Know the different vectors and what nutritional markers are used for


Difference between squelching and quenching?

  • squelching
    • When enhancer concentration is so high (saturation) that transcription is no longer increased. Rather, it decreases slightly because other cellular processes are interfered with by the high protein count. 

  • quenching
    • when the presence of a repressor near an enhancer protein interferes with normal enhancer function. 


Why would you gut the transposable element in Drosophila genomes? 

  • You gut it because and insert your own gene of interest because the gene of interest can become permanent within the genome.
  • Also, the transposable element can no longer "jump around" within the genome.


Why would the researchers perform the same experiment with trans genes in different locations?

  • This is to show if the location within the genome is a factor. (i.e. differentiate between long range and short range regulation)


What is the difference in concentrations of transcription factors in relation to the sharpness of the stripe?

  • More transcription factors => more bind sites -> sharper stripe


How does the paper relate to the lac operon?


How does the CAP function as an enhancer? Is it really an enhancer?

How does the cap function as an enhancer?

  • An enhancer is a regulatory sequence within in a bacterial operon that facilitates transcription. It interacts with RNA polymerase to promote transcription. 
  • CAP facilitates transcription by binding to the DNA and allowing normal RNA polymerase to function. 
  • CAP-> Protein, enhacner-> sequence

Is it really an enhancer?

  • Nah, it is a protein not a sequence. 
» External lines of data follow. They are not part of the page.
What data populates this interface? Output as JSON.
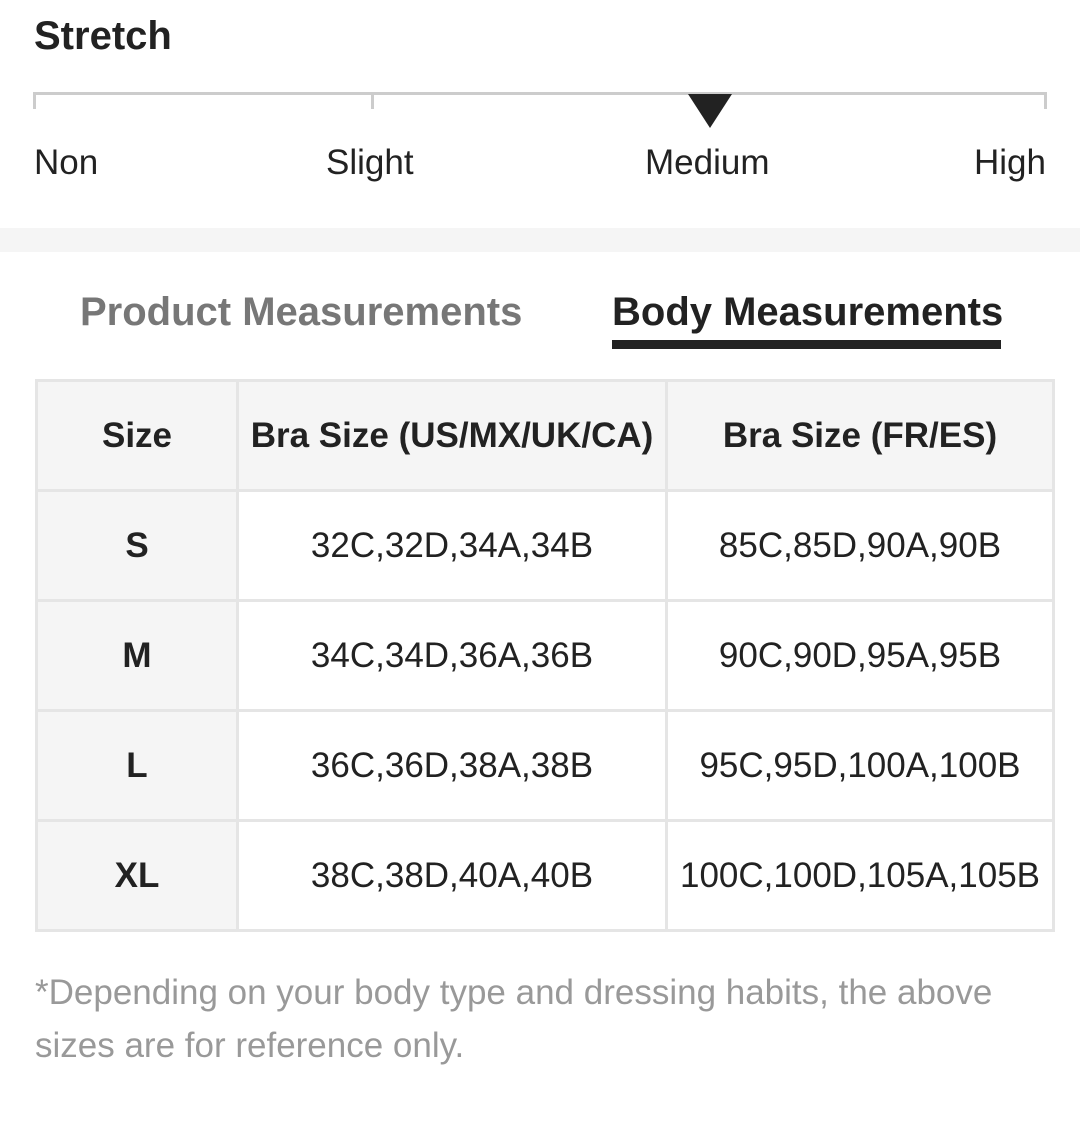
{
  "stretch": {
    "title": "Stretch",
    "levels": [
      "Non",
      "Slight",
      "Medium",
      "High"
    ],
    "selected": "Medium"
  },
  "tabs": [
    {
      "label": "Product Measurements",
      "active": false
    },
    {
      "label": "Body Measurements",
      "active": true
    }
  ],
  "table": {
    "headers": [
      "Size",
      "Bra Size (US/MX/UK/CA)",
      "Bra Size (FR/ES)"
    ],
    "rows": [
      [
        "S",
        "32C,32D,34A,34B",
        "85C,85D,90A,90B"
      ],
      [
        "M",
        "34C,34D,36A,36B",
        "90C,90D,95A,95B"
      ],
      [
        "L",
        "36C,36D,38A,38B",
        "95C,95D,100A,100B"
      ],
      [
        "XL",
        "38C,38D,40A,40B",
        "100C,100D,105A,105B"
      ]
    ]
  },
  "note": "*Depending on your body type and dressing habits, the above sizes are for reference only."
}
What does the insulator really refer to?

  • The actual insulator sequence
  • They bind specific proteins.
    • These proteins actually interact with each other and organize transcription
  • They are more a structural component of the genome and are not transcribed. 
  • 300-2,000 bp long
  • Sequence-specific proteins bind to them and stop transciption. 


What is a nucleosome?

  • A nucleosome is a basic unit of DNA packaging in eukaryotes, consisting of a segment of DNA wound in sequence around eight histone protein cores.
  • Nucleosomes form the fundamental repeating units of eukaryotic chromatin, which is used to pack the large eukaryotic genomes into the nucleus while still ensuring appropriate access to it.


Describe these figures

  • The orientation of the enhancer (i.e. which strand it is on) does not factor into its activity. 
  • The position of the enhancer (i.e. where it is on the plasmid) does not factor into its activity.